School of Biological and Marine Sciences, University of Plymouth, Drake Circus, Plymouth, PL4 8AA, UK.
School of Biomedical Sciences, University of Plymouth, Derriford Research Facility, Plymouth Science Park, Plymouth, PL6 8BT, UK.
Pathog Dis. 2021 Feb 19;79(2). doi: 10.1093/femspd/ftab003.

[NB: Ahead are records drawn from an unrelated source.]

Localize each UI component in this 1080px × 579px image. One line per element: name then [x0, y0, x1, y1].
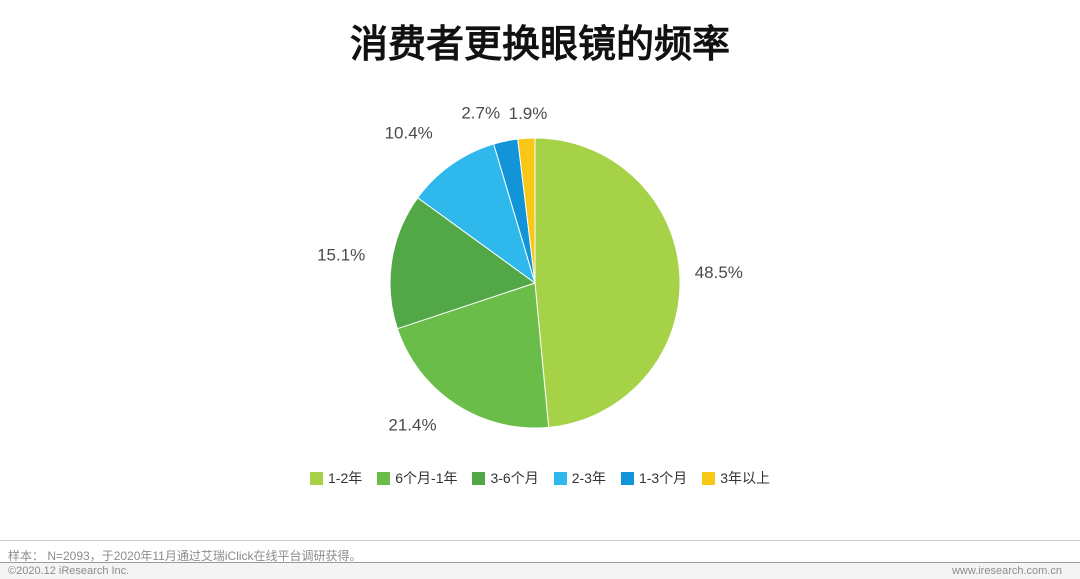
pie-value-label-5: 1.9% [509, 104, 548, 123]
legend-swatch-icon [620, 471, 634, 485]
legend-label: 6个月-1年 [395, 470, 458, 486]
pie-value-label-0: 48.5% [695, 263, 743, 282]
legend-label: 1-2年 [328, 470, 363, 486]
pie-slice-5 [517, 137, 536, 284]
legend-swatch-icon [377, 471, 391, 485]
legend-label: 3年以上 [720, 470, 770, 486]
pie-slice-1 [396, 282, 550, 429]
legend-item-3: 2-3年 [553, 468, 606, 488]
pie-value-label-2: 15.1% [317, 245, 365, 264]
pie-chart: 48.5% 21.4% 15.1% 10.4% 2.7% 1.9% [317, 103, 743, 435]
legend-swatch-icon [702, 471, 716, 485]
pie-slice-0 [534, 137, 681, 428]
legend-item-0: 1-2年 [310, 468, 362, 488]
chart-title: 消费者更换眼镜的频率 [349, 24, 730, 66]
pie-slice-2 [389, 197, 537, 330]
pie-value-label-4: 2.7% [461, 103, 500, 122]
legend-swatch-icon [310, 471, 324, 485]
footer-bar: ©2020.12 iResearch Inc. www.iresearch.co… [0, 562, 1080, 579]
copyright-text: ©2020.12 iResearch Inc. [8, 565, 130, 577]
website-url: www.iresearch.com.cn [951, 565, 1062, 577]
legend-item-5: 3年以上 [702, 468, 770, 488]
chart-legend: 1-2年 6个月-1年 3-6个月 2-3年 1-3个月 3年以上 [0, 468, 1080, 488]
legend-label: 3-6个月 [490, 470, 539, 486]
legend-item-1: 6个月-1年 [377, 468, 457, 488]
legend-label: 2-3年 [571, 470, 606, 486]
footnote-divider [0, 540, 1080, 541]
legend-swatch-icon [553, 471, 567, 485]
legend-item-2: 3-6个月 [472, 468, 539, 488]
pie-slice-3 [416, 143, 536, 285]
legend-item-4: 1-3个月 [620, 468, 688, 488]
pie-value-label-3: 10.4% [385, 123, 433, 142]
pie-value-label-1: 21.4% [388, 416, 436, 435]
legend-swatch-icon [472, 471, 486, 485]
legend-label: 1-3个月 [638, 470, 688, 486]
sample-footnote: 样本： N=2093，于2020年11月通过艾瑞iClick在线平台调研获得。 [8, 549, 362, 563]
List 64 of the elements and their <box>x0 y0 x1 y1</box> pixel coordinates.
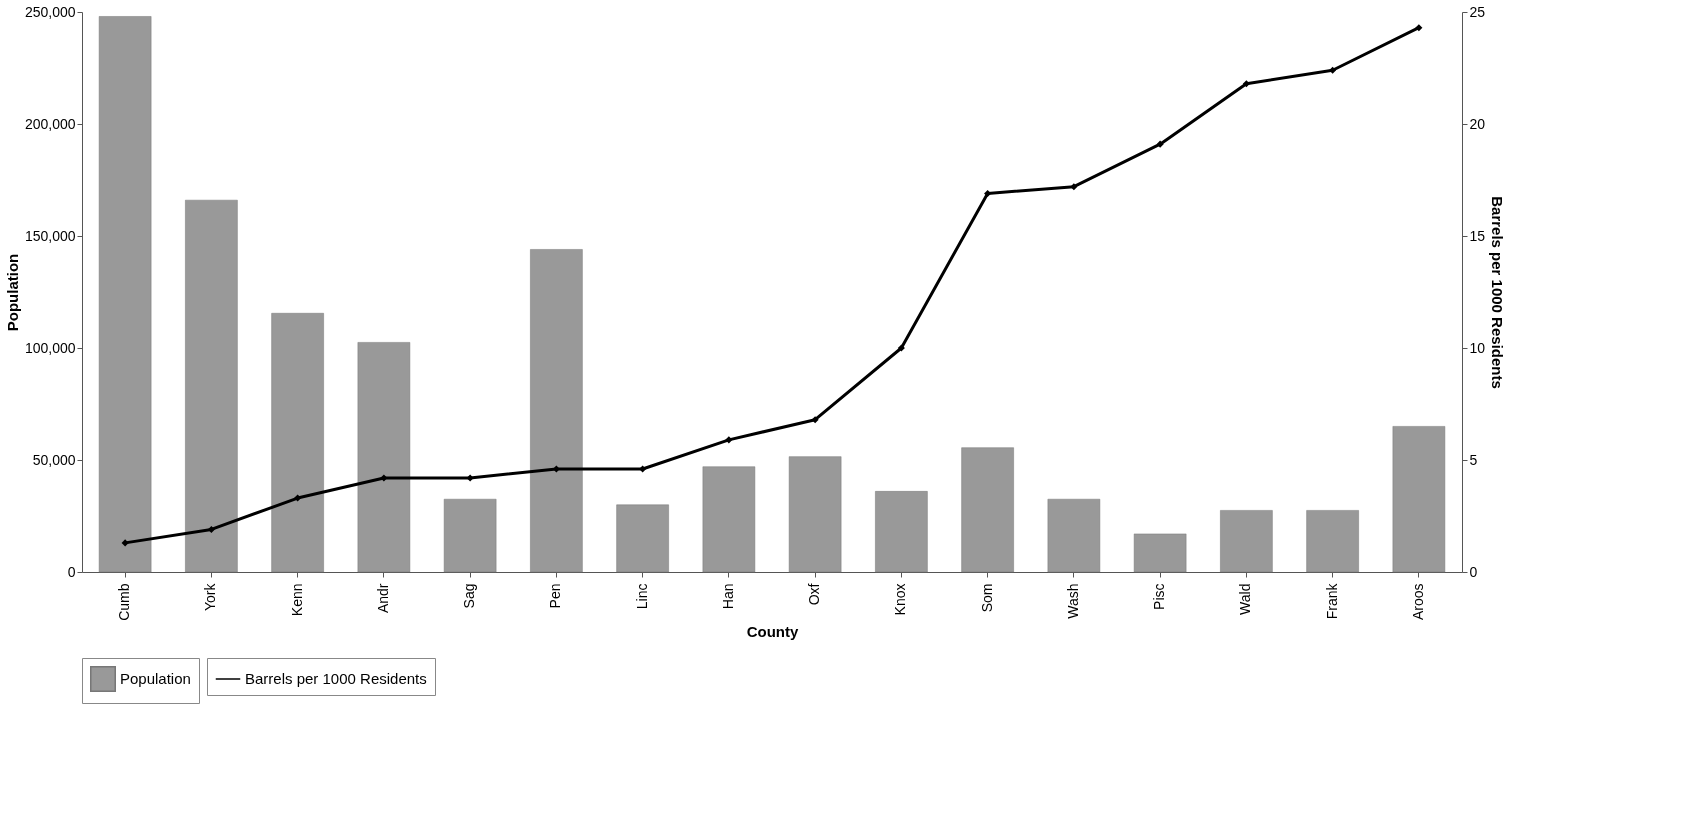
y2-axis-title: Barrels per 1000 Residents <box>1489 196 1507 389</box>
bar <box>1047 498 1101 573</box>
x-tick-label: Knox <box>892 583 909 616</box>
y2-tick-label: 20 <box>1469 115 1486 132</box>
legend-label: Barrels per 1000 Residents <box>245 670 427 687</box>
bar <box>1133 533 1187 573</box>
point <box>466 474 474 482</box>
y-tick-label: 100,000 <box>24 339 76 356</box>
y-tick-label: 250,000 <box>24 3 76 20</box>
x-tick-label: Sag <box>461 583 478 609</box>
y-tick-label: 50,000 <box>32 451 76 468</box>
y2-tick-label: 5 <box>1469 451 1478 468</box>
point <box>380 474 388 482</box>
point <box>897 344 905 352</box>
point <box>811 416 819 424</box>
bar <box>357 342 411 573</box>
bar <box>702 466 756 573</box>
bar <box>1220 510 1273 573</box>
x-tick-label: Wald <box>1237 583 1254 615</box>
bar <box>961 447 1014 573</box>
point <box>1415 24 1423 32</box>
x-tick-label: Aroos <box>1409 583 1426 621</box>
x-tick-label: Han <box>719 583 736 610</box>
bar <box>1306 510 1359 573</box>
y-tick-label: 150,000 <box>24 227 76 244</box>
legend-label: Population <box>120 670 191 687</box>
point <box>1070 183 1078 191</box>
y2-tick-label: 0 <box>1469 563 1478 580</box>
x-tick-label: Pen <box>547 583 564 609</box>
bar <box>616 504 669 573</box>
point <box>639 465 647 473</box>
x-tick-label: Som <box>978 583 995 613</box>
point <box>294 494 302 502</box>
y2-tick-label: 15 <box>1469 227 1486 244</box>
point <box>207 525 215 533</box>
x-tick-label: Cumb <box>116 583 133 621</box>
bar <box>530 249 583 573</box>
x-axis-title: County <box>746 622 799 640</box>
x-tick-label: York <box>202 582 219 612</box>
bar <box>875 491 928 573</box>
point <box>1329 66 1337 74</box>
point <box>984 189 992 197</box>
x-tick-label: Frank <box>1323 582 1340 620</box>
point <box>725 436 733 444</box>
x-tick-label: Oxf <box>806 583 823 606</box>
bar <box>98 16 152 573</box>
x-tick-label: Wash <box>1064 583 1081 619</box>
bar <box>271 313 324 573</box>
bar <box>443 498 497 573</box>
x-tick-label: Linc <box>633 583 650 610</box>
bar <box>185 199 238 573</box>
y2-tick-label: 10 <box>1469 339 1486 356</box>
bar <box>788 456 842 573</box>
y-tick-label: 0 <box>67 563 76 580</box>
point <box>1156 140 1164 148</box>
x-tick-label: Pisc <box>1151 583 1168 610</box>
x-tick-label: Andr <box>374 583 391 614</box>
x-tick-label: Kenn <box>288 583 305 617</box>
y-tick-label: 200,000 <box>24 115 76 132</box>
y-axis-title: Population <box>3 253 21 332</box>
point <box>121 539 129 547</box>
y2-tick-label: 25 <box>1469 3 1486 20</box>
point <box>1242 80 1250 88</box>
bar <box>1392 426 1446 573</box>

Galleria mellonella is a recognised model to study antimicrobial efficacy; however, standardisation across the scientific field and investigations of methodological components are needed. Here, we investigate the impact of weight on mortality following infection with Methicillin-resistant Staphylococcus aureus (MRSA). Larvae were separated into six weight groups (180-300 mg at 20 mg intervals) and infected with a range of doses of MRSA to determine the 50% lethal dose (LD50), and the 'lipid weight' of larvae post-infection was quantified. A model of LD50 values correlated with weight was developed. The LD50 values, as estimated by our model, were further tested in vivo to prove our model. We establish a weight-dependent LD50 in larvae against MRSA and demonstrate that G. mellonella is a stable model within 180-260 mg. We present multiple linear models correlating weight with: LD50, lipid weight, and larval length. We demonstrate that the lipid weight is reduced as a result of MRSA infection, identifying a potentially new measure in which to understand the immune response. Finally, we demonstrate that larval length can be a reasonable proxy for weight. Refining the methodologies in which to handle and design experiments involving G. mellonella, we can improve the reliability of this powerful model.
大蜡螟被公认为是一种研究抗菌功效的模式生物;然而,仍需要在整个科学界进行标准化,并对方法学成分进行研究。在这里,我们研究了感染耐甲氧西林金黄色葡萄球菌(MRSA)后体重对死亡率的影响。幼虫被分为六个体重组(180-300mg,间隔 20mg),并用一系列剂量的 MRSA 感染,以确定 50%致死剂量(LD50),并量化感染后幼虫的“脂质重量”。建立了一个与体重相关的 LD50 值模型。通过我们的模型估计的 LD50 值在体内进一步进行了测试,以验证我们的模型。我们在幼虫中建立了一个针对 MRSA 的体重依赖性 LD50,并证明 G. mellonella 在 180-260mg 之间是一个稳定的模型。我们提出了多个线性模型,将体重与 LD50、脂质重量和幼虫长度相关联。我们证明,由于感染了 MRSA,脂质重量减少,这为理解免疫反应提供了一个潜在的新指标。最后,我们证明幼虫长度可以作为体重的合理替代指标。通过改进处理和设计涉及 G. mellonella 的实验的方法,可以提高该强大模型的可靠性。